1v. Admitindo que houve tipicidade objectiva, pergunta-se: houve dolo de cumplicidade? O problema coloca-se quanto ao segundo objecto do dolo: o facto principal dos, in casu, co-autores. Encontramos dois elementos que apontam em sinal contrário. Por um lado, o facto de o ferro-velho “desconfiar” do assalto, aponta para o dolo eventual. Por outro lado, o facto de ter emprestado conscientemente uma arma muito especial – a tal que iria impedir o crime – parece fazer inclinar os pratos da balança no sentido oposto: isto é, no sentido da não conformação com o sucesso do assalto.
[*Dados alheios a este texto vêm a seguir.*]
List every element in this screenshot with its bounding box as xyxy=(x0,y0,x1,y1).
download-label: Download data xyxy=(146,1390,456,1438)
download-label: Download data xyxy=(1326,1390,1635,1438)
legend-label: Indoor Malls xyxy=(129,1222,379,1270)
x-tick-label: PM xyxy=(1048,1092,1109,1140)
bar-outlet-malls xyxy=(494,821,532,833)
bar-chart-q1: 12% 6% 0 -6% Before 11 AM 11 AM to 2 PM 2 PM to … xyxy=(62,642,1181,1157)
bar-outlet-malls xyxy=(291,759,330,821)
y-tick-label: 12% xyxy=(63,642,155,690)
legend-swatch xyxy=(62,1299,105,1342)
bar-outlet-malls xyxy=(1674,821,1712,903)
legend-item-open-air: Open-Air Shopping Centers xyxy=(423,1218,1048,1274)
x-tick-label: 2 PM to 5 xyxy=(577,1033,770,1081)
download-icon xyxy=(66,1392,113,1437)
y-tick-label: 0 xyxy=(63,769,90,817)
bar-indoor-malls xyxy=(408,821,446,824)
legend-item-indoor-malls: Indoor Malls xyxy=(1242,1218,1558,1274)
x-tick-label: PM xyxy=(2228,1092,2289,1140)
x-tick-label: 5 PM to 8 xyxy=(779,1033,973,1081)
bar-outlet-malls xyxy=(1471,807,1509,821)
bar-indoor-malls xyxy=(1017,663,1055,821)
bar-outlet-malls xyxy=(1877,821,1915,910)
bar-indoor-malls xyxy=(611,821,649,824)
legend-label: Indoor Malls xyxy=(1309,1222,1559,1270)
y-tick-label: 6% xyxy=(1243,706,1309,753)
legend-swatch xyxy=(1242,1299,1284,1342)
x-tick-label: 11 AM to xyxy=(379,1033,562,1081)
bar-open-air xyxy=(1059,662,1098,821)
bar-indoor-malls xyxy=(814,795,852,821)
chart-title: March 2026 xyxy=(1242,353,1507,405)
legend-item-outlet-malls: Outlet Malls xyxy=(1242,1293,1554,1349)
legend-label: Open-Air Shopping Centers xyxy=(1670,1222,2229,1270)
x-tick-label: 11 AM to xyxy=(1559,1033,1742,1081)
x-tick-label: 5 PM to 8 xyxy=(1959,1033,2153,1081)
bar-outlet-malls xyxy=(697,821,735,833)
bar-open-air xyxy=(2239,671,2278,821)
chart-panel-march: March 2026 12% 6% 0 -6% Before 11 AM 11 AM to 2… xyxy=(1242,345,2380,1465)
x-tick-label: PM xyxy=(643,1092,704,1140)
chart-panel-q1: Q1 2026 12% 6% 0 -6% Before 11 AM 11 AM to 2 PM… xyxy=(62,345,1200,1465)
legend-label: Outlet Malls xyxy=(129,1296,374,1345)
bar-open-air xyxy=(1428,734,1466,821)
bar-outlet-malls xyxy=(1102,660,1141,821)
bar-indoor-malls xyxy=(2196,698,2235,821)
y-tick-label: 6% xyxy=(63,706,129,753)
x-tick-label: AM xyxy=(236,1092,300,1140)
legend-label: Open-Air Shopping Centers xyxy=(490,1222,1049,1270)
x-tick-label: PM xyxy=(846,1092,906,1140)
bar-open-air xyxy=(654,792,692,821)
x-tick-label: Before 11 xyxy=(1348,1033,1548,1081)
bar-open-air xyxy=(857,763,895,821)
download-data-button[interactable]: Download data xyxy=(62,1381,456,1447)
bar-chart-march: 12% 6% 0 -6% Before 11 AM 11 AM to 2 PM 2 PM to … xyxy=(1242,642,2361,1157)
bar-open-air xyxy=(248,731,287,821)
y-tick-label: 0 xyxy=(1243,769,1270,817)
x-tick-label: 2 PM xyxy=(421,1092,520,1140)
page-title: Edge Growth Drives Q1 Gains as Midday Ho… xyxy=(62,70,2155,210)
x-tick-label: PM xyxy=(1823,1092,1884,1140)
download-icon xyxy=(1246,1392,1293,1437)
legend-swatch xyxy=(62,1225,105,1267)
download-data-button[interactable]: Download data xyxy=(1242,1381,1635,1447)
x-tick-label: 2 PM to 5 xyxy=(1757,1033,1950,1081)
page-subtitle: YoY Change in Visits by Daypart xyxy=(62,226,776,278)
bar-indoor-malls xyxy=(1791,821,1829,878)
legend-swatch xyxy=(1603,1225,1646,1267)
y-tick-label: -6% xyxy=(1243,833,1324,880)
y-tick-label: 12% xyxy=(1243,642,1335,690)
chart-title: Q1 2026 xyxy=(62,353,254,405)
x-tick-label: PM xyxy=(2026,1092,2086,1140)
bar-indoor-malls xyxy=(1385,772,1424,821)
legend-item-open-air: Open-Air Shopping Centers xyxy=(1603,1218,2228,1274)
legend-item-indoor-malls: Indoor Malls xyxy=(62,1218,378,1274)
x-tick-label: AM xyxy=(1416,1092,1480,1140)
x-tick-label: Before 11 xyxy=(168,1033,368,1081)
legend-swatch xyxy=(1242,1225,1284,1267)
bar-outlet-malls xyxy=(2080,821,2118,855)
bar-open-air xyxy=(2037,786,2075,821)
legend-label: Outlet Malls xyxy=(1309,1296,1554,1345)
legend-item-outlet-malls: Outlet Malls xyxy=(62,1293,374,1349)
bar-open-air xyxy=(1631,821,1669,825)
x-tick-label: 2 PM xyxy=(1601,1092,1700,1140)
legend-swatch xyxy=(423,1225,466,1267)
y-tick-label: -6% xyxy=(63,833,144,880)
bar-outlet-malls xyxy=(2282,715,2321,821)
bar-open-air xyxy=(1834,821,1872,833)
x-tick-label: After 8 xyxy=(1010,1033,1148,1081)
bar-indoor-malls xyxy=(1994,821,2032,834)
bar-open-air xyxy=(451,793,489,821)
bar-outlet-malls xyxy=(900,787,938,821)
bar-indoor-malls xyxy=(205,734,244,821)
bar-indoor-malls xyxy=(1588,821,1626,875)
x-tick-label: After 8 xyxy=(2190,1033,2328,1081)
Ora, entre estas duas considerações, e no meio de toda a perplexidade da adivinhação do verdadeiro significado da actuação e das palavras de tão singular indivíduo, chegamos ao único ponto inequívoco de apoio em sede de apuramento da sua vontade: o ferro-velho – e nisto todos podemos assentar – não se conforma com a consumação do assalto. Ou seja, quanto muito apenas poderia haver dolo eventual quanto à tentativa de roubo, não quanto ao roubo consumado. Com esta simples – mas sólida – constatação estamos em condições de afastar a responsabilidade do ferro-velho como cúmplice da tentativa de roubo: é que a doutrina claramente maioritária vem exigindo a inclusão no objecto do dolo tanto do instigador como do cúmplice não apenas da tentativa do facto do autor mas do respectivo facto principal consumado. Faltando, na nossa hipótese, o dolo de consumação quanto ao facto de Ana e Bernardo, por parte do ferro-velho, este não seria punido, por falta do tipo subjectivo, inexistindo, ainda, a punição da “cumplicidade negligente” (artigo 13.º) [isto tudo, claro está, na suposição de que a imputação do ferro-velho não teria sido excluída, a montante, ao nível da tipicidade objectiva, o que, como vimos (v. supra), não é líquido].